1.
Há eminências pardas na história da política portuguesa, mas nenhuma como ele.
Vítor Cunha Rego influenciou Sá Carneiro e Mário Soares em momentos diferentes, mas era tudo menos um anónimo.
O mesmo se pode dizer de Jaime Nogueira Pinto, José Pacheco Pereira ou Daniel Oliveira – influenciaram na sombra alguns líderes políticos, mas nunca deixaram de ter uma presença mediática.
2.
Falo-te hoje de alguém sem qualquer presença mediática.
Sem colunas de opinião.
Ninguém o convida para mesas redondas ou entrevistas televisivas.
Não há praticamente nenhuma referência nas redes sociais, no Google ou na inteligência artificial.

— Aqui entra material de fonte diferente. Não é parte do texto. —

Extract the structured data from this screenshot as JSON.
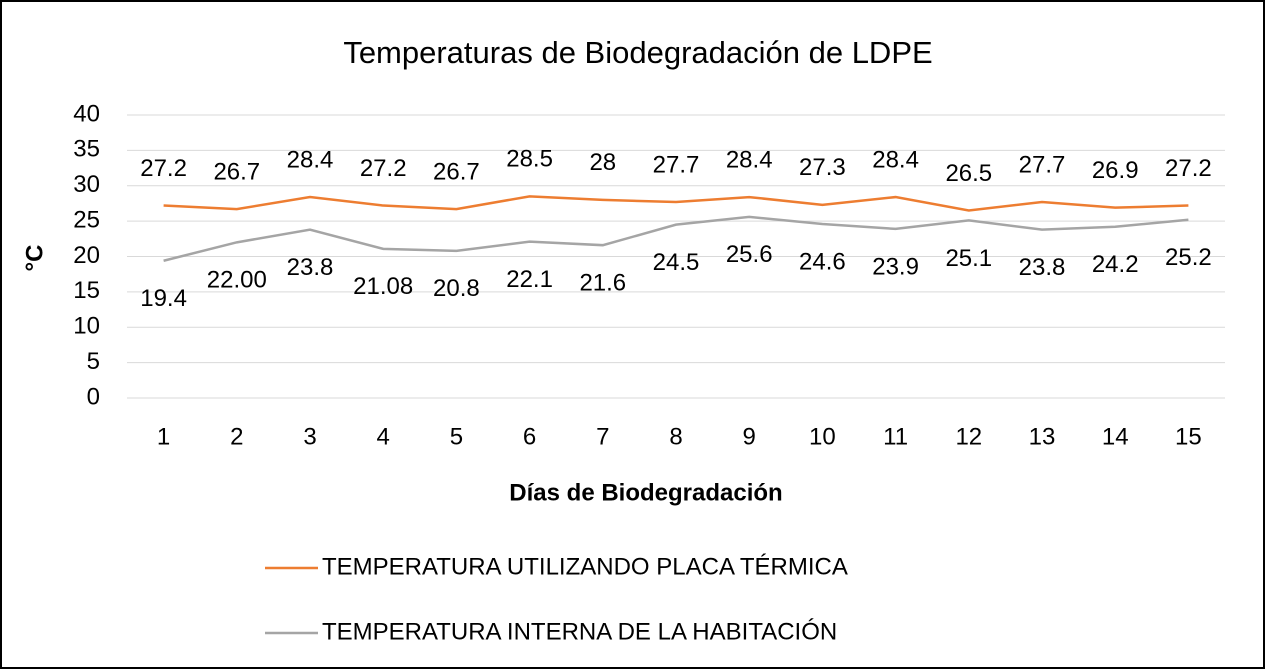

É como se não existisse, como se fosse um fantasma ou uma assombração de quem com ele se cruzou.
3.
Só que Artur Pereira não é uma assombração ou um fantasma.
Existe, é de carne e de osso e se um dia escrever uma autobiografia perceberemos algumas coisas que até hoje são desconhecidas na nossa história contemporânea.
Artur é comunista.
Mas o Partido Comunista não o reconhece publicamente como tal.
Artur não se importa, é visceralmente comunista, talvez mais do que nunca – e não engana ninguém sobre a sua condição, sobre as suas convicções.
Foi muito amigo de Mário Soares e é próximo da família, sobretudo da filha Isabel.
É amigo de Pedro Passos Coelho e já os ouvi a conversar… conheceram-se há trinta anos em Loures, numa campanha política autárquica e nunca mais deixaram de conviver sem que Artur se desvie um milímetro da sua opinião quando está com o ex-primeiro-ministro.
Artur dirigiu a campanha presidencial de Fernando Nobre… julgo que a pedido de Soares, não tenho disso absoluta certeza.
4.
Deve ter sessenta e poucos anos.
Não o vejo há bastante tempo, mas sempre que o vejo acredito que está a preparar alguma coisa.
Tem uma singular capacidade de comunicar e aposto que continua a desempenhar um papel numa qualquer clandestinidade dificilmente reconhecida.
Foi, aliás, a partir da clandestinidade que se infiltrou, muito jovem, num movimento fascista logo depois do 25 de Abril.
Tentaram matá-lo num bosque abandonado, mas sobreviveu.
O Partido Comunista colocou-o rapidamente em Moscovo.
Seguiu depois para Havana onde conheceu a família Castro.
Quando as coisas acalmaram, regressou.
5.
Sem que mais ninguém tenha, aparentemente, notado que ele existia.
É um homem extraordinário.
Uma das pessoas que mais me marcou até hoje.
Não era amigo do meu pai, mas conhecia-o.
Quando o nosso amigo comum, o enorme Rogério Rodrigues nos apresentou, disse-me:
“Podes ter orgulho no teu pai. Era um dos grandes, um homem extremamente corajoso”.
Depois, uns anos mais tarde, já amigos, foi o Artur quem pagou o funeral da minha mãe pois eu não tinha dinheiro.
6.
É assim.
É isto.
Há coisas que não imaginamos.
Poderes e homens e mulheres que não conhecemos.
Gente gigante que nem sequer é do conhecimento dos oráculos que tudo sabem.
Estou convencido de que Artur Pereira é uma das maiores eminências pardas da política portuguesa.
Influente.
Silencioso.
Corajoso.
Eloquente.
Terno.
Brutal.
Clandestino.
E revolucionário.
Uma enorme figura que faço hoje gosto em te apresentar.